Eine allgemeingültige Definition von Grundbedürfnissen, oder ein allgemeines Verständnis, welche Bedürfnisse hierzu zählen besteht nicht. Der Begriff wird in unterschiedlichsten Wissenschaften (z. B. der Anthropologie, der Medizin, der Psychologie, Volkswirtschaftslehre, Theologie oder der Rechtswissenschaft) und in politischen Diskussionen verwendet.
Inhaltsverzeichnis
Modelle zur hierarchischen Aufteilung von Bedürfnissen
Grundbedürfnisse nach Maslow
Ein bekanntes hierarchisches Modell der Bedürfnisse ist die Maslowsche Bedürfnispyramide:
Grundbedürfnisse finden sich in diesem Modell in den unteren Stufen:
- körperliche Grundbedürfnisse: Atmung (saubere Luft); Wärme (Kleidung); Trinken (sauberes Trinkwasser); Essen (gesunde Nahrung); Schlaf (Ruhe, Entspannung)
- Sicherheit: Unterkunft/Wohnung; Gesundheit; Schutz vor Gefahren; Ordnung (Gesetze, Rituale)
- Soziale Beziehungen: Freundeskreis, Partnerschaft, Liebe, Nächstenliebe, Sexualität, Fürsorge, Kommunikation
Eine Abgrenzung oder Definition, die erklärt was Grundbedürfnisse sind, trifft das Modell nicht. Die unterste Stufe des Modells beschreibt körperliche Grundbedürfnisse.

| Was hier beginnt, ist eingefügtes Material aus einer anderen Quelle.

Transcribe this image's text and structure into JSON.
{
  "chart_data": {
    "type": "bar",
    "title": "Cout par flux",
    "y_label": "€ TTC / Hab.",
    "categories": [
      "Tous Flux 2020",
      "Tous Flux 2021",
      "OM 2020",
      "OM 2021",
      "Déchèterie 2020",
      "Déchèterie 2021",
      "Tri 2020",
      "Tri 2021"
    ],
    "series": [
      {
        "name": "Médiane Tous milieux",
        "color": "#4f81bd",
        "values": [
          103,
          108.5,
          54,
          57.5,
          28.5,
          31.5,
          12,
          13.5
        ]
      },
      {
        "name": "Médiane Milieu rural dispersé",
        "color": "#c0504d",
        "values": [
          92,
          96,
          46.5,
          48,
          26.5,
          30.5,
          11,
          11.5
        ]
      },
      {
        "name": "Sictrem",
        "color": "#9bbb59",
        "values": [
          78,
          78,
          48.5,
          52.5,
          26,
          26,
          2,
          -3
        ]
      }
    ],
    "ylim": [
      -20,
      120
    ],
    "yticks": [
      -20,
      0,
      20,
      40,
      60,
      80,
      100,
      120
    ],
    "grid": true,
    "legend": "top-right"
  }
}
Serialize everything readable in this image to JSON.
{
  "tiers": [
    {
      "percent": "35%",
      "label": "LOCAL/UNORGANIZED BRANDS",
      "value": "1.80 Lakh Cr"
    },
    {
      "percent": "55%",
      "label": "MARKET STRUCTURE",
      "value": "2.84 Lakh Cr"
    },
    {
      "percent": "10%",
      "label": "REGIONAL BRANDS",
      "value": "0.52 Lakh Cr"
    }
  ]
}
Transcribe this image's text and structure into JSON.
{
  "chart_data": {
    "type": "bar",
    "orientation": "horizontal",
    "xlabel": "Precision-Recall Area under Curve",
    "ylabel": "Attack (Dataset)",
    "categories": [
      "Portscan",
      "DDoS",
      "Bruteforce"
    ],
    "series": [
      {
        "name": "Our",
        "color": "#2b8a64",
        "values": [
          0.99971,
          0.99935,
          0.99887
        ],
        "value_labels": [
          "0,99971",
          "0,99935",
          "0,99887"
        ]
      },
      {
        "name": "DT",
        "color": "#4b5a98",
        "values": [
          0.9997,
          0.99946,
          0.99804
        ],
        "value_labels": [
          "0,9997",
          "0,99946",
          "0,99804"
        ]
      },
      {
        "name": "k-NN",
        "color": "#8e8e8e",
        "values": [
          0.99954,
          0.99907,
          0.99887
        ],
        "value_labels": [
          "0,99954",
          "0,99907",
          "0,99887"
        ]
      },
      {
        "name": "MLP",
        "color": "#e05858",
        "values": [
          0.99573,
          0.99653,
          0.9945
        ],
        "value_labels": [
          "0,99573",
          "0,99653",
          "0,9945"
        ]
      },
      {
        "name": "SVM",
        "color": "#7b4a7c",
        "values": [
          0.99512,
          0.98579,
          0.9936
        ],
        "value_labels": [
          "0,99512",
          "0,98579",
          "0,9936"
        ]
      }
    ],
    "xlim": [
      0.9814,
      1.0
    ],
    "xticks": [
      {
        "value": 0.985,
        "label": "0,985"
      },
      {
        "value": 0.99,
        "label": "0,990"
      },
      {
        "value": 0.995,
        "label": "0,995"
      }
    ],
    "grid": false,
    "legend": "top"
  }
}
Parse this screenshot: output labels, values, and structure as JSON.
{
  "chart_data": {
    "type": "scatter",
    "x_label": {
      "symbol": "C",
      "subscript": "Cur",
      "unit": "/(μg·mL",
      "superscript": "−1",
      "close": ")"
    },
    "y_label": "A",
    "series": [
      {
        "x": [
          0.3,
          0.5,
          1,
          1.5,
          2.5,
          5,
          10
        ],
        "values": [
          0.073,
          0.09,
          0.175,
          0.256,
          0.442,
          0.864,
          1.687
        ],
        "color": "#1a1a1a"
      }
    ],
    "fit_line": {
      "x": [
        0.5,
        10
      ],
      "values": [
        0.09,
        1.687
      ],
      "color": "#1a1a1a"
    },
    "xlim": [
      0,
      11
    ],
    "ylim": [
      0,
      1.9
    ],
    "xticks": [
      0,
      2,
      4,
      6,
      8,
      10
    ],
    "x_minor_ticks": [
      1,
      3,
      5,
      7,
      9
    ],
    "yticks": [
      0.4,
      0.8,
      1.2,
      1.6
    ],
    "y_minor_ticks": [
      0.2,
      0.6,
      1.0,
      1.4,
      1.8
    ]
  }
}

Bedürfnisse nach Dringlichkeit
In den Wirtschaftswissenschaften werden Bedürfnisse nach Dringlichkeit ihrer Erfüllung unterschieden. Grundbedürfnisse sind danach Bedürfnisse mittlerer Dringlichkeit. Sie werden abgegrenzt gegen die dringlicheren Existenzbedürfnisse (deren Befriedigung eine Sicherstellung des Existenzminimums bedeutet) und die weniger dringlichen Luxusbedürfnisse[1].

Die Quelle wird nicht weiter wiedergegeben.